At this point I realized that B2C was definitely in our future and would eventually be our future (I still was not able to accept that our retailers would not account for less than 75% of our business.)
But what accounts for this shift? It turns out that knowing how a very specific kind of shopper does his or her shopping is the key.
The basic problem is that a 350 lb or 500 lb person shops differently than the mass market does. Thus the trouble with dealing with consultants and companies that provide services is that they think “t shirts” and then rely on their own experiences to come up with solutions; I would give them a whole 15 page document of information about our market, our consumer, and the psychology of the big and tall consumer and I would end up being presented what I call “a mass market plain vanilla solution.”
Then a couple of years ago I found out that we were selling more big and tall tee shirts than JC Penney’s did in a year, that all I had to figure out was how to offer the big and tall consumer the same options that the mass market enjoys because first of all, none of the major players in big and tall can provide these options (Threadless, Custom Ink, Cafe Press, for example) due to their size and off shoring all production, and secondly, all I had to do was figure out how to connect with college and high school age big and tall kids (male and female) then I would be locking in their loyalty for years to come (JC Penney is attempting this with their new big and tall retail stores – but again, its brick and mortar and not consumer centric.)
Then again, over the last 6 months I have visited over 15 college campuses in states with a high percentage of obese population and I realize that I need to really focus on women; that’s a whole other world for me.
Right now my real struggle is with the fact that while I have a vision of what I want and where I need to head and I have coders plugging away attempting to turn my vision into reality its obvious that there is a person missing between me and them; I just cannot seem to use the right terminology or something but it sure feels that we are speaking two different languages….
Speaking two different languages. There is what the business proprietor believes the market will do, and then there is how the people in the market behave.

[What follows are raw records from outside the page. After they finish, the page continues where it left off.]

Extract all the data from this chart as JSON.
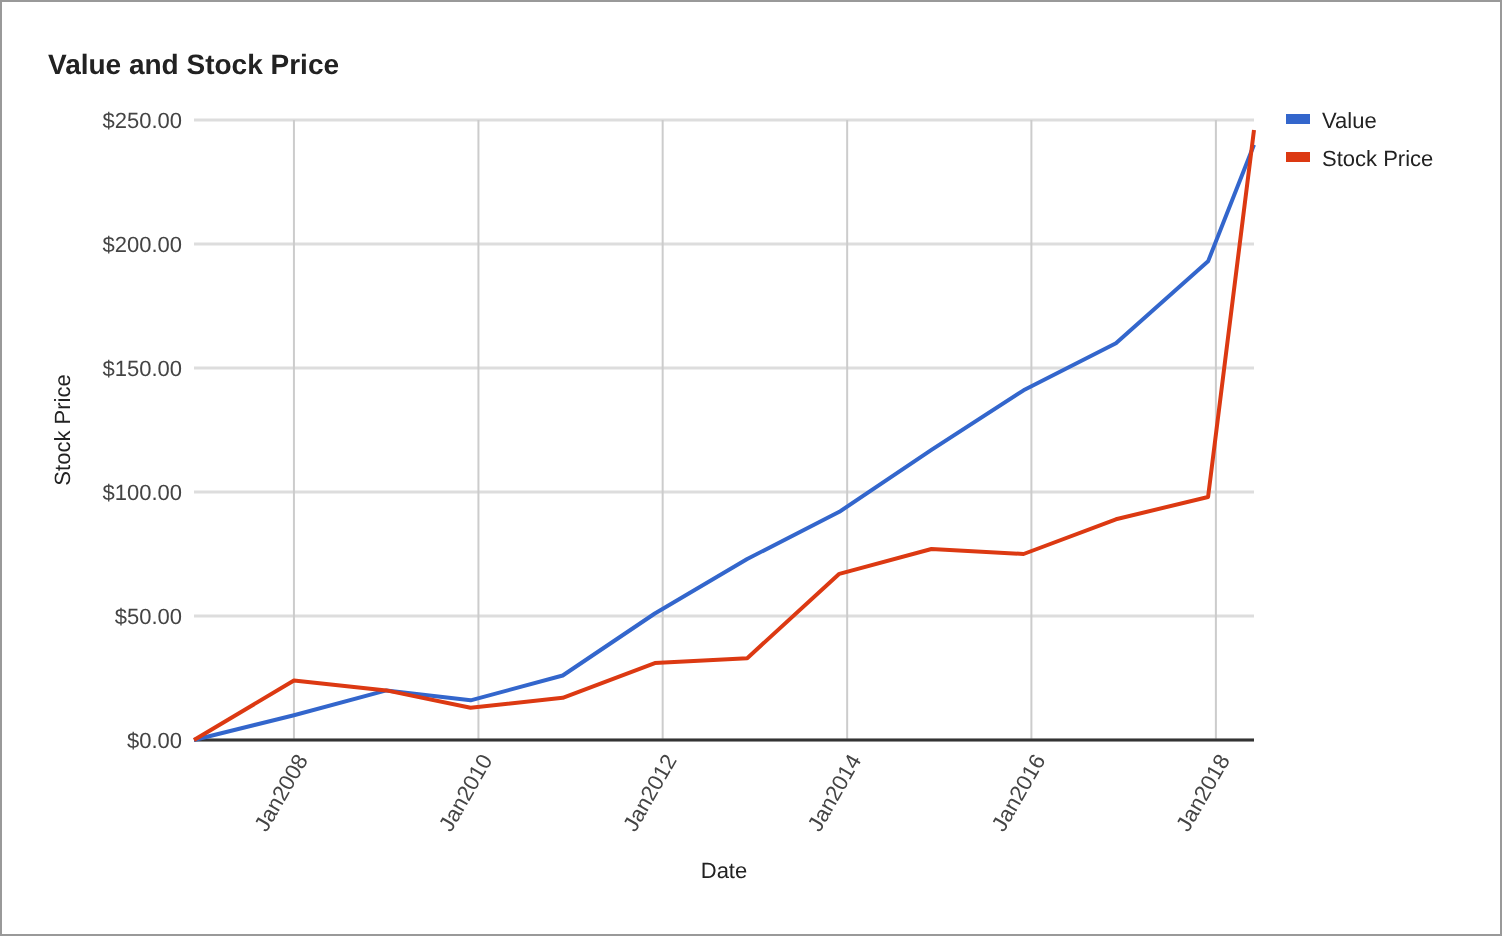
{
  "chart_data": {
    "type": "line",
    "title": "Value and Stock Price",
    "xlabel": "Date",
    "ylabel": "Stock Price",
    "x": [
      "2006-12",
      "2008-01",
      "2009-01",
      "2009-12",
      "2010-12",
      "2011-12",
      "2012-12",
      "2013-12",
      "2014-12",
      "2015-12",
      "2016-12",
      "2017-12",
      "2018-06"
    ],
    "series": [
      {
        "name": "Value",
        "color": "#3366cc",
        "values": [
          0,
          10,
          20,
          16,
          26,
          51,
          73,
          92,
          117,
          141,
          160,
          193,
          240
        ]
      },
      {
        "name": "Stock Price",
        "color": "#dc3912",
        "values": [
          0,
          24,
          20,
          13,
          17,
          31,
          33,
          67,
          77,
          75,
          89,
          98,
          246
        ]
      }
    ],
    "xlim": [
      "2006-12",
      "2018-06"
    ],
    "xticks": [
      {
        "value": "2008-01",
        "label": "Jan2008"
      },
      {
        "value": "2010-01",
        "label": "Jan2010"
      },
      {
        "value": "2012-01",
        "label": "Jan2012"
      },
      {
        "value": "2014-01",
        "label": "Jan2014"
      },
      {
        "value": "2016-01",
        "label": "Jan2016"
      },
      {
        "value": "2018-01",
        "label": "Jan2018"
      }
    ],
    "ylim": [
      0,
      250
    ],
    "yticks": [
      {
        "value": 0,
        "label": "$0.00"
      },
      {
        "value": 50,
        "label": "$50.00"
      },
      {
        "value": 100,
        "label": "$100.00"
      },
      {
        "value": 150,
        "label": "$150.00"
      },
      {
        "value": 200,
        "label": "$200.00"
      },
      {
        "value": 250,
        "label": "$250.00"
      }
    ],
    "grid": true,
    "legend": "top right",
    "marker": "none",
    "line_style": "solid"
  }
}
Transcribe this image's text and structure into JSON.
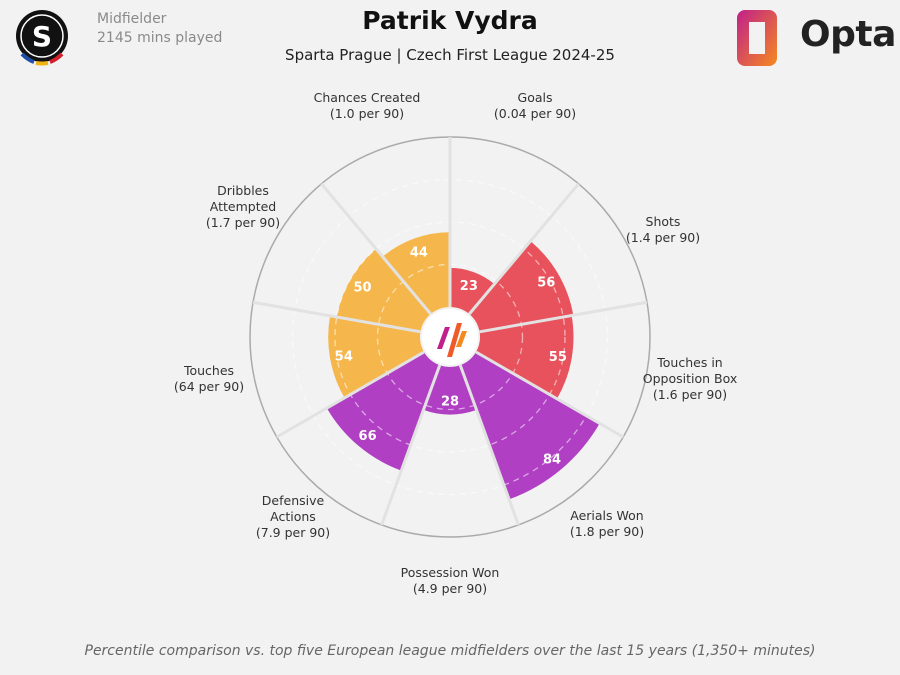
{
  "header": {
    "position": "Midfielder",
    "minutes": "2145 mins played",
    "title": "Patrik Vydra",
    "subtitle": "Sparta Prague | Czech First League 2024-25",
    "club_logo_letter": "S",
    "brand": "Opta"
  },
  "footer": "Percentile comparison vs. top five European league midfielders over the last 15 years (1,350+ minutes)",
  "colors": {
    "background": "#f2f2f2",
    "attacking": "#e8525c",
    "defending": "#b03fc4",
    "possession": "#f5b74c"
  },
  "chart_data": {
    "type": "pizza",
    "range": [
      0,
      100
    ],
    "rings": [
      25,
      50,
      75
    ],
    "categories": [
      {
        "name": "Goals",
        "sub": "(0.04 per 90)",
        "value": 23,
        "group": "attacking"
      },
      {
        "name": "Shots",
        "sub": "(1.4 per 90)",
        "value": 56,
        "group": "attacking"
      },
      {
        "name": "Touches in Opposition Box",
        "sub": "(1.6 per 90)",
        "value": 55,
        "group": "attacking"
      },
      {
        "name": "Aerials Won",
        "sub": "(1.8 per 90)",
        "value": 84,
        "group": "defending"
      },
      {
        "name": "Possession Won",
        "sub": "(4.9 per 90)",
        "value": 28,
        "group": "defending"
      },
      {
        "name": "Defensive Actions",
        "sub": "(7.9 per 90)",
        "value": 66,
        "group": "defending"
      },
      {
        "name": "Touches",
        "sub": "(64 per 90)",
        "value": 54,
        "group": "possession"
      },
      {
        "name": "Dribbles Attempted",
        "sub": "(1.7 per 90)",
        "value": 50,
        "group": "possession"
      },
      {
        "name": "Chances Created",
        "sub": "(1.0 per 90)",
        "value": 44,
        "group": "possession"
      }
    ]
  }
}
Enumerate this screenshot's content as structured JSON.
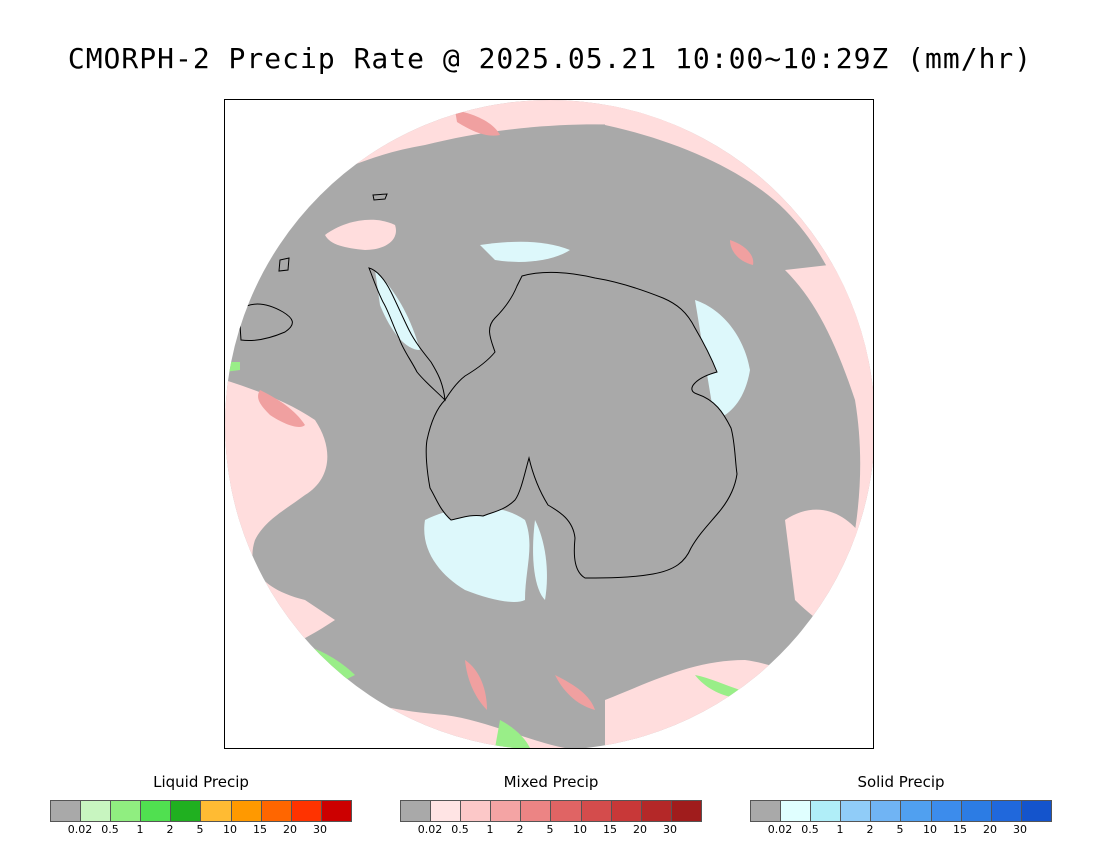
{
  "title": "CMORPH-2 Precip Rate @ 2025.05.21 10:00~10:29Z (mm/hr)",
  "map": {
    "projection": "south-polar-stereographic",
    "colors": {
      "no_precip": "#a9a9a9",
      "mixed_light": "#ffdddd",
      "mixed_moderate": "#f0a0a0",
      "solid_light": "#ddf8fb",
      "liquid_light": "#99ee88",
      "coastline": "#000000",
      "outside": "#ffffff"
    }
  },
  "legends": [
    {
      "title": "Liquid Precip",
      "colors": [
        "#a9a9a9",
        "#c8f5c0",
        "#90ee80",
        "#50e050",
        "#20b020",
        "#ffbb33",
        "#ff9900",
        "#ff6600",
        "#ff3300",
        "#cc0000"
      ],
      "ticks": [
        "0.02",
        "0.5",
        "1",
        "2",
        "5",
        "10",
        "15",
        "20",
        "30"
      ]
    },
    {
      "title": "Mixed Precip",
      "colors": [
        "#a9a9a9",
        "#ffe4e4",
        "#fcc8c8",
        "#f4a4a4",
        "#ec8484",
        "#e06464",
        "#d44c4c",
        "#c83838",
        "#b42828",
        "#a01c1c"
      ],
      "ticks": [
        "0.02",
        "0.5",
        "1",
        "2",
        "5",
        "10",
        "15",
        "20",
        "30"
      ]
    },
    {
      "title": "Solid Precip",
      "colors": [
        "#a9a9a9",
        "#e0ffff",
        "#b0eef8",
        "#90ccf8",
        "#70b4f4",
        "#50a0f0",
        "#3c8cec",
        "#2c7ce4",
        "#2068dc",
        "#1454cc"
      ],
      "ticks": [
        "0.02",
        "0.5",
        "1",
        "2",
        "5",
        "10",
        "15",
        "20",
        "30"
      ]
    }
  ]
}
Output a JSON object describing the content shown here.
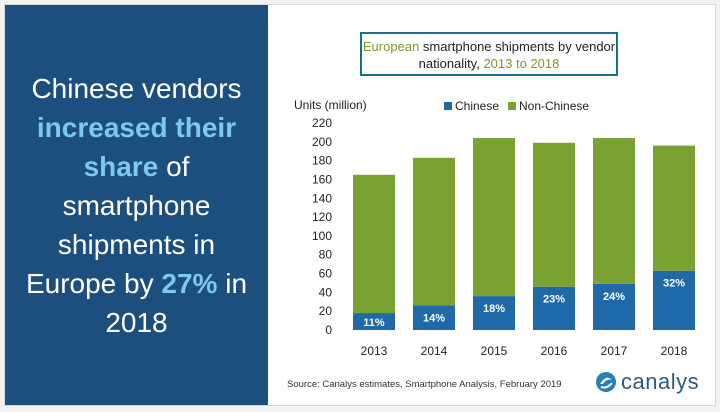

How do you get to the central mental and emotional core of what the individuals in that market do? Jobs-to-be-Done is one of those ways. Slow down the film. What is the person doing, thinking, feeling and wanting at the moment of choosing?
What job do they want the e-commerce site to do for them?
For Carl, it seems his customer wanted the e-commerce site to offer everything that eveyr other t-shirt provider had ever provided, but, for her.
There’s a different business in thinking that way.